JAKARTA - Sebanyak 150 Warga Negara Indonesia yang berada di Semenanjung Malaysia saat ini menghadapi ancaman hukuman mati. Mereka adalah para tersangka atau terpidana yang kasusnya masih dalam tahap penyidikan, persidangan, maupun proses banding, berdasarkan data yang dihimpun oleh Atase Hukum Kedutaan Besar Republik Indonesia di Malaysia. Mayoritas dari kasus-kasus ini terkait dengan tindak pidana narkotika, di mana WNI terlibat sebagai kurir, korban penipuan sindikat, atau pihak yang terlibat tanpa pemahaman penuh atas konsekuensi hukumnya. Kuasa Usaha Ad Interim KBRI Kuala Lumpur, Danang Waskito, menyatakan bahwa selain narkoba, terdapat pula kasus-kasus berat lain seperti pembunuhan. “Selain itu, terdapat pula kasus pembunuhan dan tindak pidana berat lainnya yang juga menuntut perhatian serius, karena masing-masing kasus memiliki dimensi hukum, sosial, dan kemanusiaan yang berbeda,” kata Danang dalam siaran pers Kementerian Hukum, Selasa (2/12/2025).
Danang menjelaskan bahwa Atase Hukum KBRI Kuala Lumpur bersama dengan Konsulat Jenderal RI di Johor Bahru dan Penang memiliki tugas untuk memastikan setiap WNI yang terancam hukuman mati mendapatkan pendampingan hukum yang memadai dan menjalani proses peradilan yang adil atau fair trial. Berbagai upaya telah dilakukan, antara lain dengan menunjuk pengacara pembela bagi WNI yang tidak mampu secara finansial, memantau langsung jalannya persidangan, melakukan kunjungan konsuler ke tempat tahanan, serta membangun komunikasi dengan otoritas hukum Malaysia seperti kepolisian, kejaksaan, dan lembaga pemasyarakatan. “Hal ini untuk memperoleh informasi akurat dan memperjuangkan perlakuan yang manusiawi bagi para WNI, hingga menyiapkan dukungan advokasi dan komunikasi diplomatik, terutama pada tahap-tahap krusial seperti permohonan pengampunan kepada Yang di-Pertuan Agong atau Sultan Negeri,” ujar dia.
Namun, Danang mengakui bahwa tantangan yang dihadapi masih sangat besar. Setiap kasus memiliki dinamika hukumnya sendiri, mulai dari kesulitan dalam pembuktian, kendala bahasa, hingga keterbatasan pemahaman hukum dari pihak terdakwa. “Oleh karena itu, koordinasi lintas lembaga menjadi kunci utama dalam memperkuat efektivitas pelindungan hukum dan diplomatik bagi para WNI,” tuturnya.
Sekretaris Direktorat Jenderal Administrasi Hukum Umum Kementerian Hukum, Hantor Situmorang, menekankan peran substantif Atase Hukum sebagai perpanjangan tangan pemerintah dalam memberikan perlindungan kepada WNI di luar negeri.
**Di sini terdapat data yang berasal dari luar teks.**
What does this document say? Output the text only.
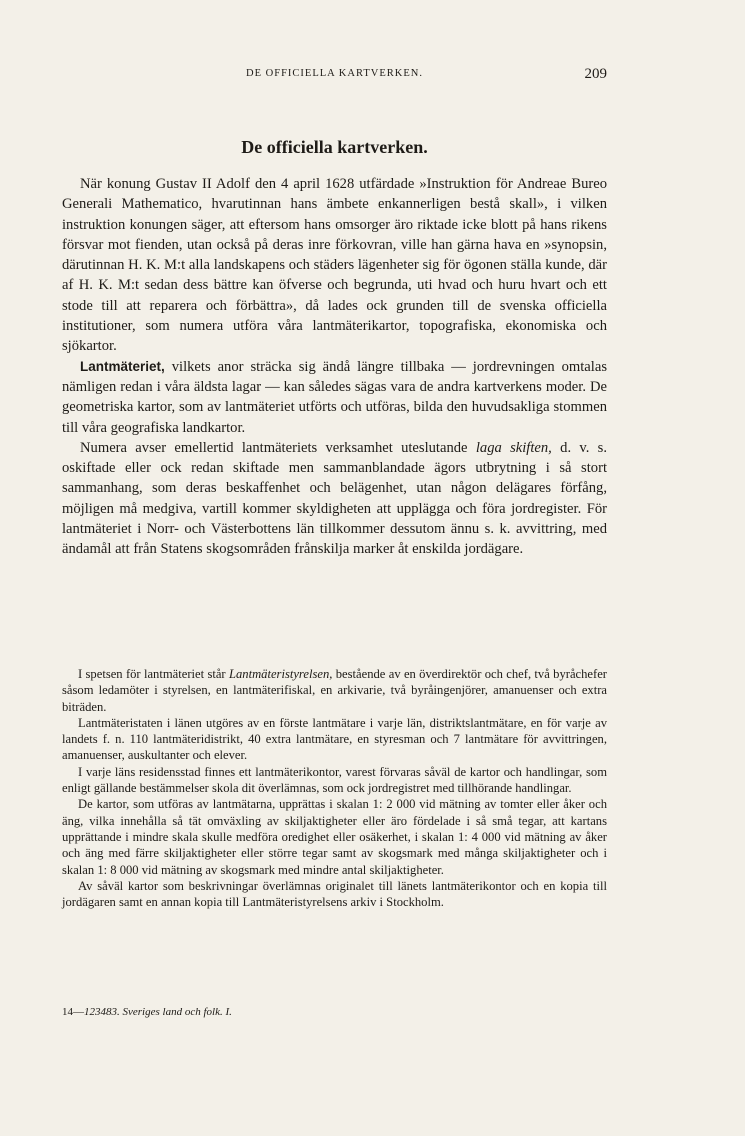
DE OFFICIELLA KARTVERKEN.	209
De officiella kartverken.

När konung Gustav II Adolf den 4 april 1628 utfärdade »Instruktion för Andreae Bureo Generali Mathematico, hvarutinnan hans ämbete enkannerligen bestå skall», i vilken instruktion konungen säger, att eftersom hans omsorger äro riktade icke blott på hans rikens försvar mot fienden, utan också på deras inre förkovran, ville han gärna hava en »synopsin, därutinnan H. K. M:t alla landskapens och städers lägenheter sig för ögonen ställa kunde, där af H. K. M:t sedan dess bättre kan öfverse och begrunda, uti hvad och huru hvart och ett stode till att reparera och förbättra», då lades ock grunden till de svenska officiella institutioner, som numera utföra våra lantmäterikartor, topografiska, ekonomiska och sjökartor.

Lantmäteriet, vilkets anor sträcka sig ändå längre tillbaka — jordrevningen omtalas nämligen redan i våra äldsta lagar — kan således sägas vara de andra kartverkens moder. De geometriska kartor, som av lantmäteriet utförts och utföras, bilda den huvudsakliga stommen till våra geografiska landkartor.

Numera avser emellertid lantmäteriets verksamhet uteslutande laga skiften, d. v. s. oskiftade eller ock redan skiftade men sammanblandade ägors utbrytning i så stort sammanhang, som deras beskaffenhet och belägenhet, utan någon delägares förfång, möjligen må medgiva, vartill kommer skyldigheten att upplägga och föra jordregister. För lantmäteriet i Norr- och Västerbottens län tillkommer dessutom ännu s. k. avvittring, med ändamål att från Statens skogsområden frånskilja marker åt enskilda jordägare.

I spetsen för lantmäteriet står Lantmäteristyrelsen, bestående av en överdirektör och chef, två byråchefer såsom ledamöter i styrelsen, en lantmäterifiskal, en arkivarie, två byråingenjörer, amanuenser och extra biträden.

Lantmäteristaten i länen utgöres av en förste lantmätare i varje län, distriktslantmätare, en för varje av landets f. n. 110 lantmäteridistrikt, 40 extra lantmätare, en styresman och 7 lantmätare för avvittringen, amanuenser, auskultanter och elever.

I varje läns residensstad finnes ett lantmäterikontor, varest förvaras såväl de kartor och handlingar, som enligt gällande bestämmelser skola dit överlämnas, som ock jordregistret med tillhörande handlingar.

De kartor, som utföras av lantmätarna, upprättas i skalan 1: 2 000 vid mätning av tomter eller åker och äng, vilka innehålla så tät omväxling av skiljaktigheter eller äro fördelade i så små tegar, att kartans upprättande i mindre skala skulle medföra oredighet eller osäkerhet, i skalan 1: 4 000 vid mätning av åker och äng med färre skiljaktigheter eller större tegar samt av skogsmark med många skiljaktigheter och i skalan 1: 8 000 vid mätning av skogsmark med mindre antal skiljaktigheter.

Av såväl kartor som beskrivningar överlämnas originalet till länets lantmäterikontor och en kopia till jordägaren samt en annan kopia till Lantmäteristyrelsens arkiv i Stockholm.

14—123483. Sveriges land och folk. I.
Ia juga menyebutkan bahwa isu kewarganegaraan merupakan salah satu hal yang menjadi perhatian Presiden Prabowo Subianto. “Kegiatan ini tidak hanya wujud kepedulian negara terhadap WNI yang terjerat hukuman mati di luar negeri, tetapi memastikan pemahaman dan interpretasi yang tepat terhadap sistem hukum nasional kita, sekaligus menjembatani komunikasi hukum lintas negara,” kata Hantor. Ia menambahkan bahwa Atase Hukum telah memahami berbagai layanan Ditjen AHU, termasuk pemberian grasi, amnesti, abolisi, rehabilitasi, serta bantuan hukum timbal balik dan ekstradisi.